In this tutorial, we learned how to use the AssemblyAI Python SDK to perform real-time transcription of audio streams using a WebSocket connection. We saw how easy it is to transcribe speech in real time and display the text on screen with just a few lines of code. Firstly, we installed the necessary dependencies for working with the Python SDK, including the `websockets` and `aai` libraries. Then, we defined two handler functions that would be called when receiving data from the WebSocket or an error occurred.
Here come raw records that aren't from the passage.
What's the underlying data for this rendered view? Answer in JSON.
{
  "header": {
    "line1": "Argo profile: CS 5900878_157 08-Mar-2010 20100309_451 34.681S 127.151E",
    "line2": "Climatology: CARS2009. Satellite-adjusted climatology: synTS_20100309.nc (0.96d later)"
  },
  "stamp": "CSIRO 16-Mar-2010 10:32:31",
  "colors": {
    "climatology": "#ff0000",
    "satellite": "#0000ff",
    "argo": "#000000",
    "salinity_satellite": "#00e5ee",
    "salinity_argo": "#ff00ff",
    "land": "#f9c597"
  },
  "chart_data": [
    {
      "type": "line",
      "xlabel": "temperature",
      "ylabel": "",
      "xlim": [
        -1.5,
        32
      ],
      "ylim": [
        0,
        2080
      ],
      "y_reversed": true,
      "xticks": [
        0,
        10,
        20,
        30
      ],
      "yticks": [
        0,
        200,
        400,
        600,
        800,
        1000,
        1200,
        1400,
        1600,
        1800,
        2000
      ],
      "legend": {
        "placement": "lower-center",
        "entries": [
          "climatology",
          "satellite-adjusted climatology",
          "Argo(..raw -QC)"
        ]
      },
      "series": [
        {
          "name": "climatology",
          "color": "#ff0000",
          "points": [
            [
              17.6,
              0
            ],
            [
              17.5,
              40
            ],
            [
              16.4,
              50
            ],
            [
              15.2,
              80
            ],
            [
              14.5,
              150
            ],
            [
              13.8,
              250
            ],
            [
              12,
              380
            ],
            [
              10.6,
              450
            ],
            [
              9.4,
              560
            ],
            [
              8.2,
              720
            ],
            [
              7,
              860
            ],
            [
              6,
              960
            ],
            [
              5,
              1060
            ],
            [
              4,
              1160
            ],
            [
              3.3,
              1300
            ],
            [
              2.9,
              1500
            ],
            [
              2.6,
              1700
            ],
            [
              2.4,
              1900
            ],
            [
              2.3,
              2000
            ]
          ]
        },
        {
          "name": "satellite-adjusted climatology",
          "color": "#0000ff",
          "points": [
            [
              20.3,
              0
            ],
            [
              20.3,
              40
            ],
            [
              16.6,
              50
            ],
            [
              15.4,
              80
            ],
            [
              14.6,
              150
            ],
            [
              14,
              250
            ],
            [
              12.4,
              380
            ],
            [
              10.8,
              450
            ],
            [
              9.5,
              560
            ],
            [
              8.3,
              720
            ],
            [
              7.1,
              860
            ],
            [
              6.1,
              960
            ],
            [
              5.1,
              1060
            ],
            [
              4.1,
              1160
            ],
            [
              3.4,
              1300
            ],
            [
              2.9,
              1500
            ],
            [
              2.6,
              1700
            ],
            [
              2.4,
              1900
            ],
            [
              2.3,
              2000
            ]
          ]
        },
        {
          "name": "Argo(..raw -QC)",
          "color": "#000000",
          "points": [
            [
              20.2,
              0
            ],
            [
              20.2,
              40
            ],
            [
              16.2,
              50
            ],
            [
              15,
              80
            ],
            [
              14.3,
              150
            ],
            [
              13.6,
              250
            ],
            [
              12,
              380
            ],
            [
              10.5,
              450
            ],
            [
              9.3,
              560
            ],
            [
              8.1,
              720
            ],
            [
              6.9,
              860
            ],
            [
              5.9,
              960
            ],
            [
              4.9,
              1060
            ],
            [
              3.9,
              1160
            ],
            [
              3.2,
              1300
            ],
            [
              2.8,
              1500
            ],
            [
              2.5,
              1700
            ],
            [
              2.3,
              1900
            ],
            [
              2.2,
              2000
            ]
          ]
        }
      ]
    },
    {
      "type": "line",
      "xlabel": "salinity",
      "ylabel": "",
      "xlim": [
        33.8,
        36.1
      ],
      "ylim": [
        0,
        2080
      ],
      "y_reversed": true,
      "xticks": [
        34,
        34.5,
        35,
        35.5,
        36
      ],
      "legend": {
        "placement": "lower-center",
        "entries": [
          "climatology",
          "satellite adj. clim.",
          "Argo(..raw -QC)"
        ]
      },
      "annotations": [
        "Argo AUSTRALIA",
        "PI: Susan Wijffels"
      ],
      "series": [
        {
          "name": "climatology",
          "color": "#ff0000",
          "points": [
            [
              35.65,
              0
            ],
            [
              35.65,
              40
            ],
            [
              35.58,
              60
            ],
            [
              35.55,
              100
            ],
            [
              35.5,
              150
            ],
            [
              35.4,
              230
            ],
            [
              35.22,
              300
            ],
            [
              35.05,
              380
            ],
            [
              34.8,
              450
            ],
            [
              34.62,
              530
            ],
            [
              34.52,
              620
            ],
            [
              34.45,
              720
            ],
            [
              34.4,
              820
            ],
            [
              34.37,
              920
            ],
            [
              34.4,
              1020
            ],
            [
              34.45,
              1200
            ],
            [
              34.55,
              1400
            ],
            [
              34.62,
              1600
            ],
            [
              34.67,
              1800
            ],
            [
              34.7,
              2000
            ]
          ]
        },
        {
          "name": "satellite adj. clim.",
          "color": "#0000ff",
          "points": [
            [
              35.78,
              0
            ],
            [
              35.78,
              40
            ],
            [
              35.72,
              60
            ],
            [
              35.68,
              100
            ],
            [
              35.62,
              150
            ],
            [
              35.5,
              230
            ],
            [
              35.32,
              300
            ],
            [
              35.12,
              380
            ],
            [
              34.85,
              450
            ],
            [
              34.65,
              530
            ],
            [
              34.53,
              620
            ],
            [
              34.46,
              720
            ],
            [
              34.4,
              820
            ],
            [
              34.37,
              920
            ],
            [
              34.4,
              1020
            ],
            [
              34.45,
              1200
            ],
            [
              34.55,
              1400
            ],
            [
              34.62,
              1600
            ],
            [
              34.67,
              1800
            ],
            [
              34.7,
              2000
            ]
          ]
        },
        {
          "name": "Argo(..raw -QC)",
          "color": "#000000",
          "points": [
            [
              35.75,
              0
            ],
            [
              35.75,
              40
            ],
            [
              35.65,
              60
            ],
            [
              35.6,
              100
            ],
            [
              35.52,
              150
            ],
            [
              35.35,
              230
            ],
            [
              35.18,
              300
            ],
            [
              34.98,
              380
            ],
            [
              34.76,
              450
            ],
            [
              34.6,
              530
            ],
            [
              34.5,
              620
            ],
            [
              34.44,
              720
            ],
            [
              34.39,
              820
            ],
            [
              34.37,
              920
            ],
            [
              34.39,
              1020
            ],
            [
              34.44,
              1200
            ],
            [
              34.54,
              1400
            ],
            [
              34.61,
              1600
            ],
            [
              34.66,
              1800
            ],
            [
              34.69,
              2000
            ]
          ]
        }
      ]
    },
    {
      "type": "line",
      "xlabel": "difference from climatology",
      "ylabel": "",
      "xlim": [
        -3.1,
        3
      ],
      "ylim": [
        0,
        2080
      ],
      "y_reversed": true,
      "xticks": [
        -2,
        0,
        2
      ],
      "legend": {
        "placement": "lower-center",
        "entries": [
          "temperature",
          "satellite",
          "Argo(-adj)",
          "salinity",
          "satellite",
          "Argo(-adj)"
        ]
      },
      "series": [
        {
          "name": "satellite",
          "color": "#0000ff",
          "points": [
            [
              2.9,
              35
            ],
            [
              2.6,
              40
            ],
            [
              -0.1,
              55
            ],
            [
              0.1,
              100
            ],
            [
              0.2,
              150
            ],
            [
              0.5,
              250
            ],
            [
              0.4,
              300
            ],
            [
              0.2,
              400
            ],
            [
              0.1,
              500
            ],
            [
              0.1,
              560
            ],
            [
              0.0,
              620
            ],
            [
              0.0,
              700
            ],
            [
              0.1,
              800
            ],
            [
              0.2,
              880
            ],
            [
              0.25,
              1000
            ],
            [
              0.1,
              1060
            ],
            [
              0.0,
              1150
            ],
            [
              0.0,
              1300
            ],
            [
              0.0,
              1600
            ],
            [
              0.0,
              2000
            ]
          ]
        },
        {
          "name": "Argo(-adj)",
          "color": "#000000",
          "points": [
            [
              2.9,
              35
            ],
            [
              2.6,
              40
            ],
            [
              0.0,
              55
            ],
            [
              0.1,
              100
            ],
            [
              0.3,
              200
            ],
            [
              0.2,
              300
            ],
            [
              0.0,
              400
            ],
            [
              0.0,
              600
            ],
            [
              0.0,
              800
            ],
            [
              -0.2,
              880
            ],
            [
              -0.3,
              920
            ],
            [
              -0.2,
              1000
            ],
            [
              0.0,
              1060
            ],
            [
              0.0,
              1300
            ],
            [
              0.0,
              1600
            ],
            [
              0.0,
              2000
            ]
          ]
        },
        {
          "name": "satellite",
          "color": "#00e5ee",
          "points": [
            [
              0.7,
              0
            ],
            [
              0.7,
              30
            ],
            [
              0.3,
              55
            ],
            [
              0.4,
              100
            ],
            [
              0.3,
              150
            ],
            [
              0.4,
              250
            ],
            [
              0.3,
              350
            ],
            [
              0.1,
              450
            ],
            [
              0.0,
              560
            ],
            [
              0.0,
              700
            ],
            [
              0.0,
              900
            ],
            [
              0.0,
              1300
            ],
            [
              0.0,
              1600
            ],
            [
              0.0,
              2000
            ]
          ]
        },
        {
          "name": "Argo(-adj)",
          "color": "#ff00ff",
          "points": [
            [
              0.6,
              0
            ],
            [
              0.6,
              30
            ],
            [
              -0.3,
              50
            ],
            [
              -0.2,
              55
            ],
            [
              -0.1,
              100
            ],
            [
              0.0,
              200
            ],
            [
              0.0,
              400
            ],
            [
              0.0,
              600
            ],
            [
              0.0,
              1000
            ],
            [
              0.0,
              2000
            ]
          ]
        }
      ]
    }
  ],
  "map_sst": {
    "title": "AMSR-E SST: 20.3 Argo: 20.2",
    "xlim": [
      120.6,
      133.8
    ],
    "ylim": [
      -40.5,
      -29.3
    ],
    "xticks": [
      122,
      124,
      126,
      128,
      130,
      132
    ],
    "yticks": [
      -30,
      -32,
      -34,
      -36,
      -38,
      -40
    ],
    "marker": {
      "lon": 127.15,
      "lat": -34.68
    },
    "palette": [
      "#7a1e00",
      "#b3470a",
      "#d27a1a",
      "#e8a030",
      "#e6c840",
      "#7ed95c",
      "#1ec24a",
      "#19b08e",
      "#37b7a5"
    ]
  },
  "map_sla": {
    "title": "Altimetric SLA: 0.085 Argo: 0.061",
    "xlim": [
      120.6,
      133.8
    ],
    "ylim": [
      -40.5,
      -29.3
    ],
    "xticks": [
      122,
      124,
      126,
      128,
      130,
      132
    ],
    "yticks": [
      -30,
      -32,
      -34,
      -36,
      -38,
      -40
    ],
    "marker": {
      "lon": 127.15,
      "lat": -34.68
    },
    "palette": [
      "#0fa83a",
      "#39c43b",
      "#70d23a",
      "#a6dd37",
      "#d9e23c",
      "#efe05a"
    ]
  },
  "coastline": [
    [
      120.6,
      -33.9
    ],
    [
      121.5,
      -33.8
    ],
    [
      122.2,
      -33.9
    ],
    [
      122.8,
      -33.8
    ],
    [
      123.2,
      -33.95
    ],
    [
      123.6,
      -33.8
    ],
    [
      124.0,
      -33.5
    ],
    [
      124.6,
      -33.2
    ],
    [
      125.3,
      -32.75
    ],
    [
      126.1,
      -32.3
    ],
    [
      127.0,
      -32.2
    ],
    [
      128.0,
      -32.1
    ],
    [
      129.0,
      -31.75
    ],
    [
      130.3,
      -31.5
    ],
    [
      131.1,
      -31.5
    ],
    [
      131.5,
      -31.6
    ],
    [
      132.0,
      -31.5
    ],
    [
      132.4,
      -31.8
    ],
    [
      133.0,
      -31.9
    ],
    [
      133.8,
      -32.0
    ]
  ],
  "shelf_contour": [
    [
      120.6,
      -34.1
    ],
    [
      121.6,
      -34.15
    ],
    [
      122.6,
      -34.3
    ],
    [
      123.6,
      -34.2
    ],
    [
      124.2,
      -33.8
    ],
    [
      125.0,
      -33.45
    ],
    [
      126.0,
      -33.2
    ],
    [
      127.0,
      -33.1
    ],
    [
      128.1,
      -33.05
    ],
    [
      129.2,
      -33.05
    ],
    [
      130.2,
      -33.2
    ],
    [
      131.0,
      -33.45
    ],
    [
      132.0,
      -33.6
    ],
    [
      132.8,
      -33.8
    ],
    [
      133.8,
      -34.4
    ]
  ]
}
In these handlers, we determined if the transcript was a final transcript (indicating the end of an utterance) or not, and printed it to the console accordingly. Next, we created another function for handling partial transcripts, which are sent while still processing audio data. These partial transcripts contain all previous words in the utterance, so by printing only the new text at the end of each partial transcript, we could make it appear as if only the delta (i.e., the new words) were being displayed since the last message. We then wrote an error handler that simply printed any errors that occurred during transcription. Finally, we created our main script code by instantiating a RealtimeTranscriber object and passing in our two handlers as well as the sample rate for the audio stream. We opened a WebSocket connection using this object's connect method, then opened a microphone stream to pass the audio data into the transcriber's stream method. Once done transcribing, we closed the WebSocket connection to clean up all loose ends before exiting the script. In addition, we saw how to define open and closing handlers for when the WebSocket is opened or closed. When these were added to our transcriber definition, they printed a message indicating when each event occurred. This tutorial provided an overview of real-time transcription using Python with the AssemblyAI SDK. By following along, you should now have a good understanding of how this process works and be able to implement similar functionality in your own projects.